3) Mas qual seria o efeito prático dessa ideia?
O Brasil acumula créditos com a Argentina e passa a se tornar credor de um país que tem notoriamente dificuldades em pagar suas contas. Ou seja, passamos a tomar um risco de crédito na Argentina sem nada muito grande em troca. Mesmo se nós conseguíssemos aumentar muito as exportações brasileiras, isso faria uma diferença ridícula. Não tem nenhum sentido, é puramente um subsídio para a Argentina.
4) Tendo em vista o aumento do risco fiscal, quais deveriam ser os próximos passos do Banco Central com a Selic?
Estamos falando do maior aumento de déficit público da história do Brasil, exceto pelo que aconteceu em 2020, com a pandemia. Temos um mercado de trabalho muito mais apertado do que em 2020. Nesse contexto, você joga um caminhão de demanda na economia.
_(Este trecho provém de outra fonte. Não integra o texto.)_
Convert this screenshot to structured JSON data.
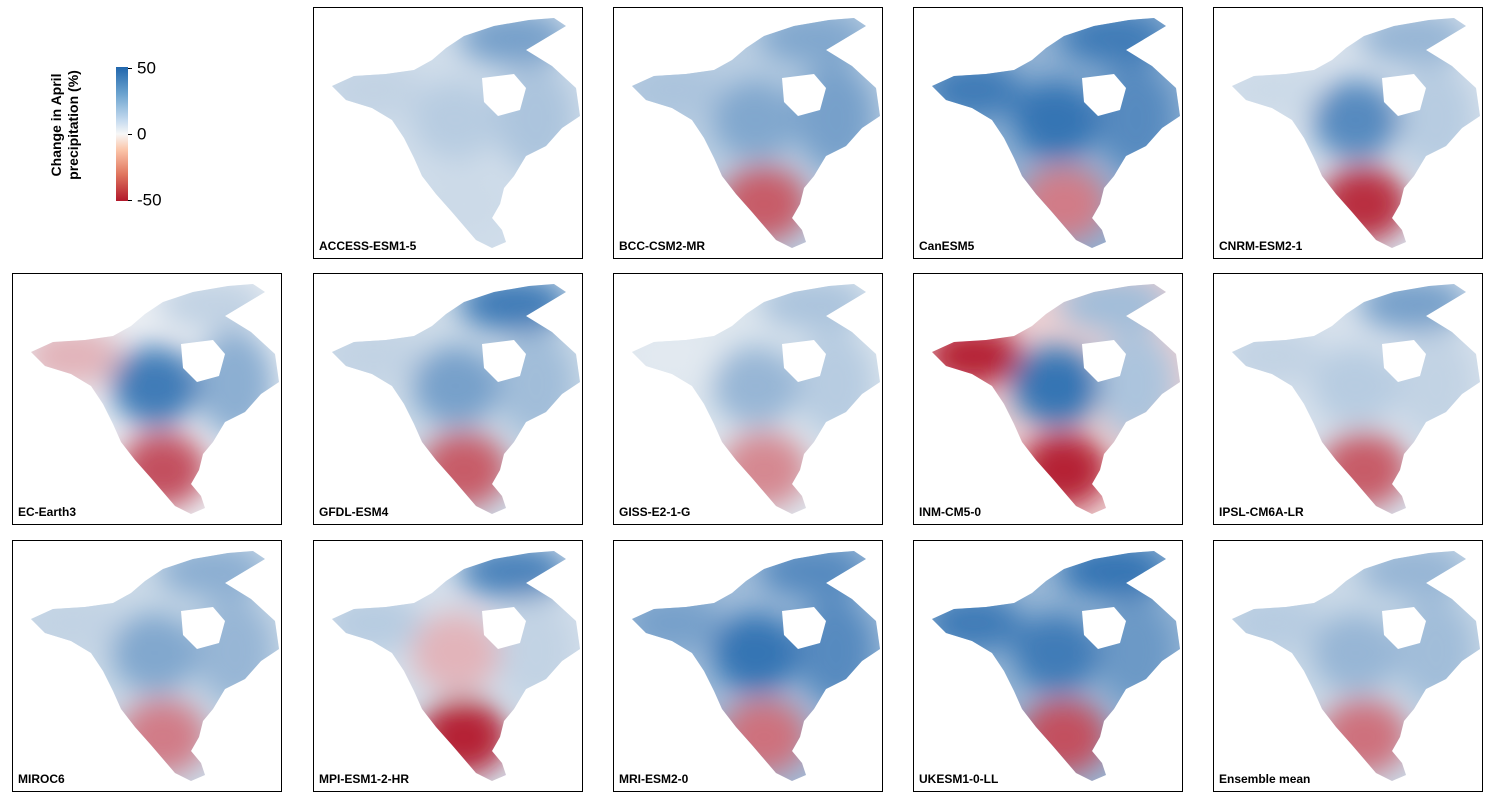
{
  "legend": {
    "title_line1": "Change in April",
    "title_line2": "precipitation (%)",
    "tick_max": "50",
    "tick_mid": "0",
    "tick_min": "-50",
    "colors": [
      "#2166ac",
      "#f7f7f7",
      "#b2182b"
    ]
  },
  "panels": [
    {
      "label": "ACCESS-ESM1-5",
      "east": 0.35,
      "west": 0.25,
      "south": 0.2,
      "north": 0.6,
      "center": 0.3
    },
    {
      "label": "BCC-CSM2-MR",
      "east": 0.6,
      "west": 0.35,
      "south": -0.7,
      "north": 0.55,
      "center": 0.55
    },
    {
      "label": "CanESM5",
      "east": 0.75,
      "west": 0.85,
      "south": -0.55,
      "north": 0.85,
      "center": 0.9
    },
    {
      "label": "CNRM-ESM2-1",
      "east": 0.3,
      "west": 0.2,
      "south": -0.9,
      "north": 0.45,
      "center": 0.75
    },
    {
      "label": "EC-Earth3",
      "east": 0.5,
      "west": -0.3,
      "south": -0.75,
      "north": 0.25,
      "center": 0.85
    },
    {
      "label": "GFDL-ESM4",
      "east": 0.4,
      "west": 0.25,
      "south": -0.7,
      "north": 0.85,
      "center": 0.6
    },
    {
      "label": "GISS-E2-1-G",
      "east": 0.3,
      "west": 0.1,
      "south": -0.5,
      "north": 0.35,
      "center": 0.45
    },
    {
      "label": "INM-CM5-0",
      "east": 0.35,
      "west": -0.95,
      "south": -0.95,
      "north": 0.4,
      "center": 0.9
    },
    {
      "label": "IPSL-CM6A-LR",
      "east": 0.25,
      "west": 0.25,
      "south": -0.7,
      "north": 0.6,
      "center": 0.3
    },
    {
      "label": "MIROC6",
      "east": 0.45,
      "west": 0.25,
      "south": -0.55,
      "north": 0.5,
      "center": 0.55
    },
    {
      "label": "MPI-ESM1-2-HR",
      "east": 0.25,
      "west": 0.3,
      "south": -0.95,
      "north": 0.8,
      "center": -0.3
    },
    {
      "label": "MRI-ESM2-0",
      "east": 0.75,
      "west": 0.6,
      "south": -0.6,
      "north": 0.75,
      "center": 0.9
    },
    {
      "label": "UKESM1-0-LL",
      "east": 0.65,
      "west": 0.85,
      "south": -0.75,
      "north": 0.9,
      "center": 0.85
    },
    {
      "label": "Ensemble mean",
      "east": 0.4,
      "west": 0.3,
      "south": -0.6,
      "north": 0.45,
      "center": 0.45
    }
  ]
}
Não tem o menor espaço para o Banco Central cortar juros. O debate poderia ser, inclusive, quanto de juros o Banco Central teria de subir, o que eu acho que não vai acontecer. Estamos caminhando para uma inflação na casa de 6% ou mais para este ano. Provavelmente, teremos uma inflação também acima da meta em 2024. Como cortar juros em 2023? Não tem a menor condição.
5) A renda fixa terá mais um ano como protagonista dos investimentos?
Você está sendo otimista falando de apenas mais um ano. Vamos conviver com um juro bastante atraente durante muito tempo.
6) O investidor estrangeiro está preocupado com a nova gestão no Brasil?
O investidor estrangeiro não está preocupado. Não está dentro do radar “apoiar” ou “desapoiar” o Lula. Por mais que exista sempre um militante de plantão, a preocupação é muito estreita. Quem está aqui tem talvez uma visão mais negativa. Já pessoa que está lá fora pode ter uma visão mais benigna. A principal diferença é que o estrangeiro que investe no Brasil tem apenas uma fração da sua carteira aqui. O brasileiro, se não tiver 100% do seu portfólio investido no mercado doméstico, tem 90% ou 95%. A tolerância a risco associado a Brasil é muito menor no investidor local do que no estrangeiro. Quem tem várias coisas no seu portfólio pode se dar ao luxo de tomar mais risco do que o operador brasileiro, que está com todos os ovos na mesma cesta.